Explaining the concept of having data distributed in some probability distribution Cordially, can someone explain, in a plain simple way, what do we mean by saying "input data are distributed according to some probability distribution"
Possibly this question sounds trivial to the community here but in fact I've never been able to understand it. I truly appreciate any answer.
 A: Suppose your data is $x_1,x_2,\ldots$, taking value in $\{0,1,\ldots\}$ for instance. And let Y be probability distribution, for instance the Poisson distribution with parameter $\lambda$. $$Y \leadsto Poi(\lambda)$$
For any $k$, the probability that $Y$ is $k$ is defined by
$$\mathbb{P}(Y=k) = e^{-\lambda}\frac{\lambda^k}{\lambda !}$$
We say that your data follow this Poisson distribution if, if you take (uniformly) at random an element $x$ from $x_1,x_2,\ldots$, the probability that $x$ is equal to $k$ (for any $k$) corresponds to the Poisson probability : 
$$\mathbb{P}(x=k) = e^{-\lambda}\frac{\lambda^k}{\lambda !}$$
This is of course an idealised view.

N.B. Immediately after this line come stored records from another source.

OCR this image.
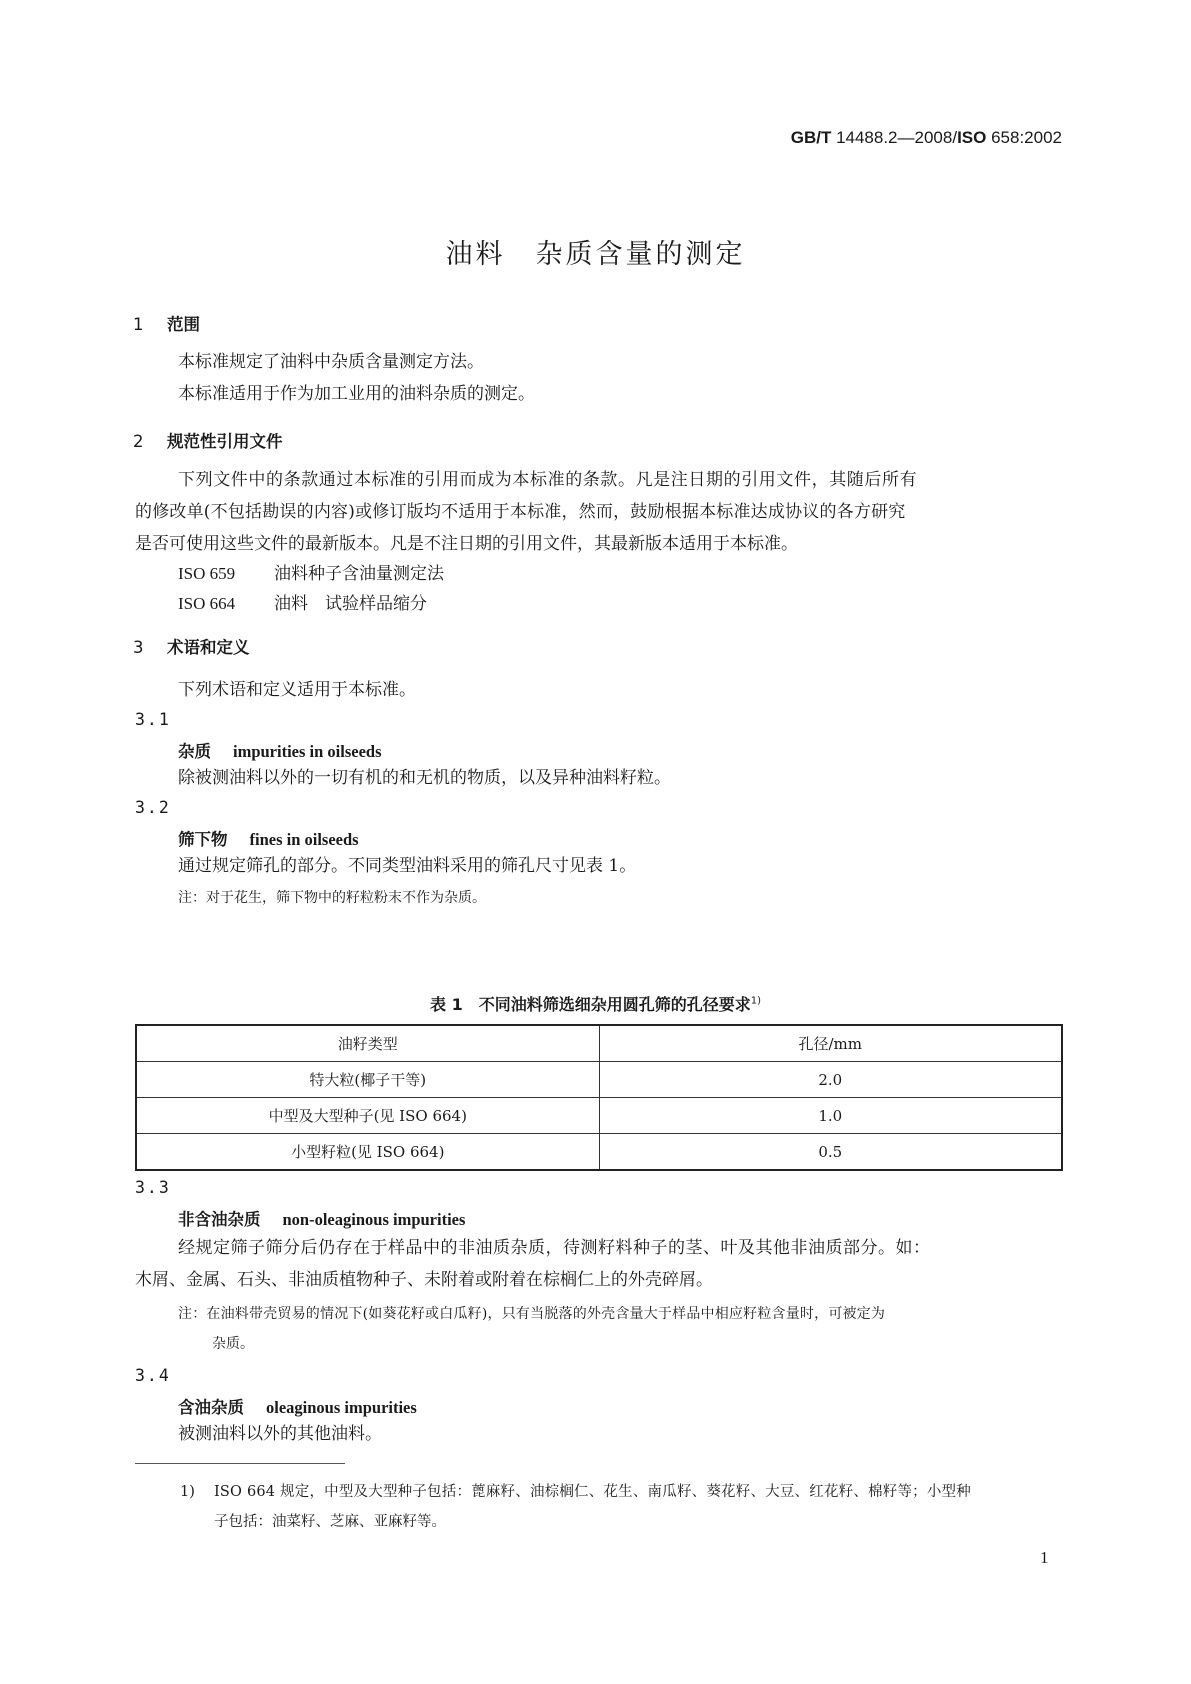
GB/T 14488.2—2008/ISO 658:2002
油料　杂质含量的测定
1 范围
本标准规定了油料中杂质含量测定方法。
本标准适用于作为加工业用的油料杂质的测定。
2 规范性引用文件
下列文件中的条款通过本标准的引用而成为本标准的条款。凡是注日期的引用文件，其随后所有
的修改单(不包括勘误的内容)或修订版均不适用于本标准，然而，鼓励根据本标准达成协议的各方研究
是否可使用这些文件的最新版本。凡是不注日期的引用文件，其最新版本适用于本标准。
ISO 659 油料种子含油量测定法
ISO 664 油料　试验样品缩分
3 术语和定义
下列术语和定义适用于本标准。
3.1
杂质 impurities in oilseeds
除被测油料以外的一切有机的和无机的物质，以及异种油料籽粒。
3.2
筛下物 fines in oilseeds
通过规定筛孔的部分。不同类型油料采用的筛孔尺寸见表 1。
注：对于花生，筛下物中的籽粒粉末不作为杂质。
表 1　不同油料筛选细杂用圆孔筛的孔径要求$^{1)}$
油籽类型	孔径/mm
特大粒(椰子干等)	2.0
中型及大型种子(见 ISO 664)	1.0
小型籽粒(见 ISO 664)	0.5
3.3
非含油杂质 non-oleaginous impurities
经规定筛子筛分后仍存在于样品中的非油质杂质，待测籽料种子的茎、叶及其他非油质部分。如：
木屑、金属、石头、非油质植物种子、未附着或附着在棕榈仁上的外壳碎屑。
注：在油料带壳贸易的情况下(如葵花籽或白瓜籽)，只有当脱落的外壳含量大于样品中相应籽粒含量时，可被定为
杂质。
3.4
含油杂质 oleaginous impurities
被测油料以外的其他油料。
1) ISO 664 规定，中型及大型种子包括：蓖麻籽、油棕榈仁、花生、南瓜籽、葵花籽、大豆、红花籽、棉籽等；小型种
子包括：油菜籽、芝麻、亚麻籽等。
1
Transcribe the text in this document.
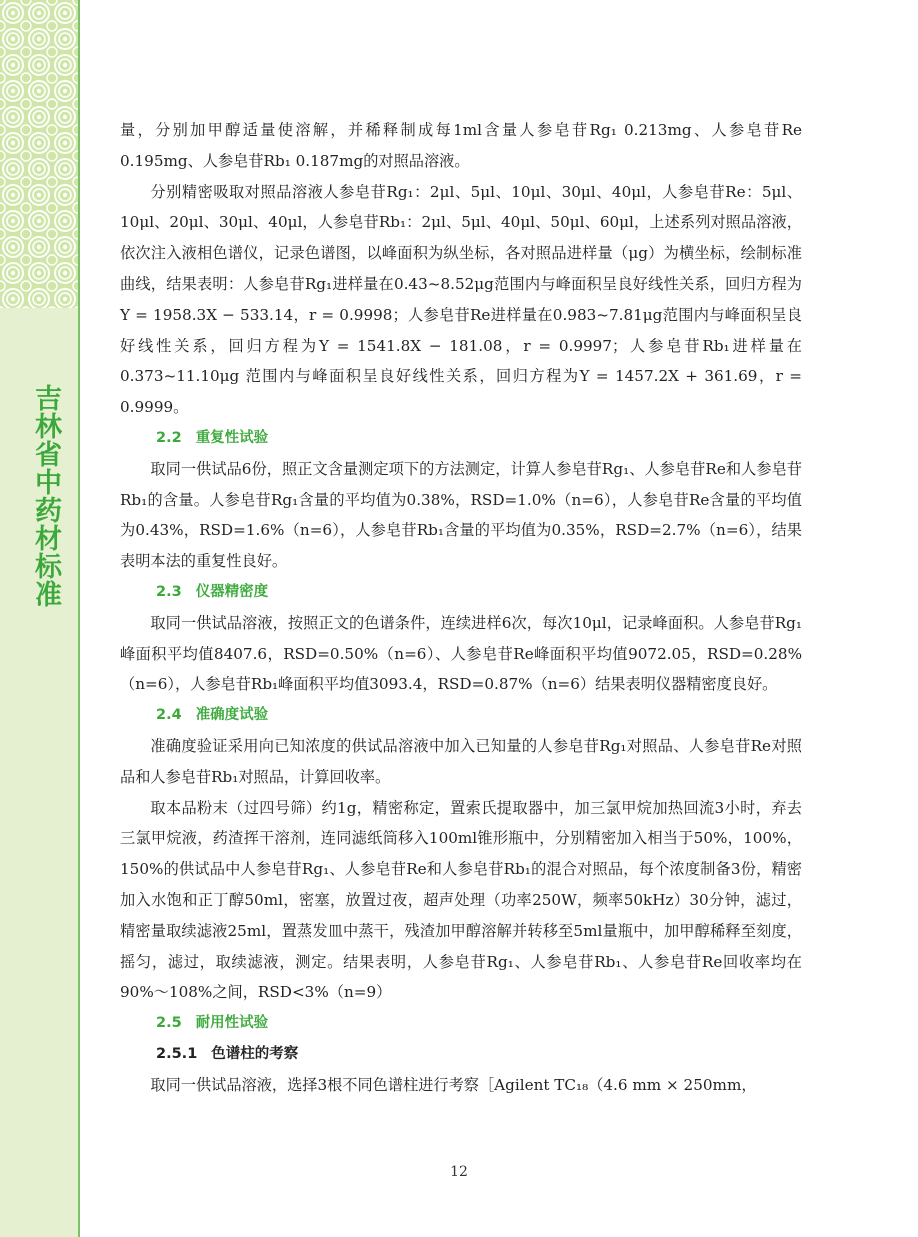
吉林省中药材标准
量，分别加甲醇适量使溶解，并稀释制成每1ml含量人参皂苷Rg₁ 0.213mg、人参皂苷Re 0.195mg、人参皂苷Rb₁ 0.187mg的对照品溶液。
分别精密吸取对照品溶液人参皂苷Rg₁：2μl、5μl、10μl、30μl、40μl，人参皂苷Re：5μl、10μl、20μl、30μl、40μl，人参皂苷Rb₁：2μl、5μl、40μl、50μl、60μl，上述系列对照品溶液，依次注入液相色谱仪，记录色谱图，以峰面积为纵坐标，各对照品进样量（μg）为横坐标，绘制标准曲线，结果表明：人参皂苷Rg₁进样量在0.43~8.52μg范围内与峰面积呈良好线性关系，回归方程为Y = 1958.3X − 533.14，r = 0.9998；人参皂苷Re进样量在0.983~7.81μg范围内与峰面积呈良好线性关系，回归方程为Y = 1541.8X − 181.08，r = 0.9997；人参皂苷Rb₁进样量在0.373~11.10μg 范围内与峰面积呈良好线性关系，回归方程为Y = 1457.2X + 361.69，r = 0.9999。
2.2 重复性试验
取同一供试品6份，照正文含量测定项下的方法测定，计算人参皂苷Rg₁、人参皂苷Re和人参皂苷Rb₁的含量。人参皂苷Rg₁含量的平均值为0.38%，RSD=1.0%（n=6），人参皂苷Re含量的平均值为0.43%，RSD=1.6%（n=6），人参皂苷Rb₁含量的平均值为0.35%，RSD=2.7%（n=6），结果表明本法的重复性良好。
2.3 仪器精密度
取同一供试品溶液，按照正文的色谱条件，连续进样6次，每次10μl，记录峰面积。人参皂苷Rg₁峰面积平均值8407.6，RSD=0.50%（n=6）、人参皂苷Re峰面积平均值9072.05，RSD=0.28%（n=6），人参皂苷Rb₁峰面积平均值3093.4，RSD=0.87%（n=6）结果表明仪器精密度良好。
2.4 准确度试验
准确度验证采用向已知浓度的供试品溶液中加入已知量的人参皂苷Rg₁对照品、人参皂苷Re对照品和人参皂苷Rb₁对照品，计算回收率。
取本品粉末（过四号筛）约1g，精密称定，置索氏提取器中，加三氯甲烷加热回流3小时，弃去三氯甲烷液，药渣挥干溶剂，连同滤纸筒移入100ml锥形瓶中，分别精密加入相当于50%，100%，150%的供试品中人参皂苷Rg₁、人参皂苷Re和人参皂苷Rb₁的混合对照品，每个浓度制备3份，精密加入水饱和正丁醇50ml，密塞，放置过夜，超声处理（功率250W，频率50kHz）30分钟，滤过，精密量取续滤液25ml，置蒸发皿中蒸干，残渣加甲醇溶解并转移至5ml量瓶中，加甲醇稀释至刻度，摇匀，滤过，取续滤液，测定。结果表明，人参皂苷Rg₁、人参皂苷Rb₁、人参皂苷Re回收率均在90%～108%之间，RSD<3%（n=9）
2.5 耐用性试验
2.5.1 色谱柱的考察
取同一供试品溶液，选择3根不同色谱柱进行考察［Agilent TC₁₈（4.6 mm × 250mm，
12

In reality, a data set will only approach this value. That's why there exist some statistical tests allowing to decide if some data follow a distribution.
Simpler example: suppose your data is composed of $0$ and $1$. We could say that your data follow a Bernouilli distribution with parameter $p$ if $100p$% of your data is equal to $0$, while $100-p$% of your data is equal to $1$.